Introduction
Runtime Labs is building the temporal runtime layer for intelligent systems — where plans, memory, and agent behavior are grounded in time. Our infrastructure transforms calendars into programmable execution environments that support planning, feedback, and learning over time.
We enable agents to act in alignment with real-world constraints, commitments, and context—by embedding structured memory and scheduling directly into the interface between users and models.
To get started, head to the Quickstart Guide.

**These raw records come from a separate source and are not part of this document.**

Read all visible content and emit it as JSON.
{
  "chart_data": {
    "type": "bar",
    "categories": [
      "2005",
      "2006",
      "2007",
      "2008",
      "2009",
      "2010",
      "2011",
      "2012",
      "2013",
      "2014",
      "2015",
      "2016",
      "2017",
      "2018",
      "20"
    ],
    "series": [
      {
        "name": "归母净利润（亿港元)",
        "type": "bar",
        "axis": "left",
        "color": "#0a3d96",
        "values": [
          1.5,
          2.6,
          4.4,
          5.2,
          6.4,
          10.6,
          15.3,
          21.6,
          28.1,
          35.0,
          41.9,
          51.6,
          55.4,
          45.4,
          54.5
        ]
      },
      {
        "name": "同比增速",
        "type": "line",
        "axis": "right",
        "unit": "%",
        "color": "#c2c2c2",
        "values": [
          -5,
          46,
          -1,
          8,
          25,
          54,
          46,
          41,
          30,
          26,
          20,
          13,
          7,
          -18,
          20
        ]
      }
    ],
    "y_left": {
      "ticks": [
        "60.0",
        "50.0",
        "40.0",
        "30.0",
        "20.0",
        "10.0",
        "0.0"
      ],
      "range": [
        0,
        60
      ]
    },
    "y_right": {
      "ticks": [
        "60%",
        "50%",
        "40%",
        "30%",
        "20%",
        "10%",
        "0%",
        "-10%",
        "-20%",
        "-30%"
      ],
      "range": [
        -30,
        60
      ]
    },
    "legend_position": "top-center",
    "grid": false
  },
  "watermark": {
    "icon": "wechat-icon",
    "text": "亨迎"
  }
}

Time remains a missing primitive in modern model architectures. Runtime Labs addresses this by introducing time as a first-class interface:
- Memory traces encode events, reflections, and tasks
- Calendars serve as the medium for agent scheduling and feedback
- Agent runtimes manage planning, execution, and adaptation
We’re developing a modular stack that brings these components together into a coherent system.
Chronologue: Entry Point to the Runtime
Chronologue connects natural language interfaces to calendar-based scheduling. It allows users to prompt agents, create structured events, and reflect on past actions through:
- Memory Traces — JSON records of plans, reflections, and goals
- Calendar Integration —
.ics
sync with Google and Apple calendars - Promptable Interface — Interact via chat, tables, or calendar views
- Agent Control — Steerable agents that act only with user approval
Use Chronologue to:
- Generate and update calendar events with natural language
- Retrieve past memory traces to reflect or reschedule
- Sync plans and feedback into external calendars
- Maintain agency over what agents propose, execute, and learn
Principles
Runtime Labs is built on three principles:
- Temporal grounding: Intelligence must align with real-world time, commitments, and durations.
- User autonomy: Users remain in control—agents propose, users approve.
- Memory continuity: Long-term reasoning requires persistent, structured memory traces.
This philosophy informs both our UX and system architecture, aligning language models with real-world workflows.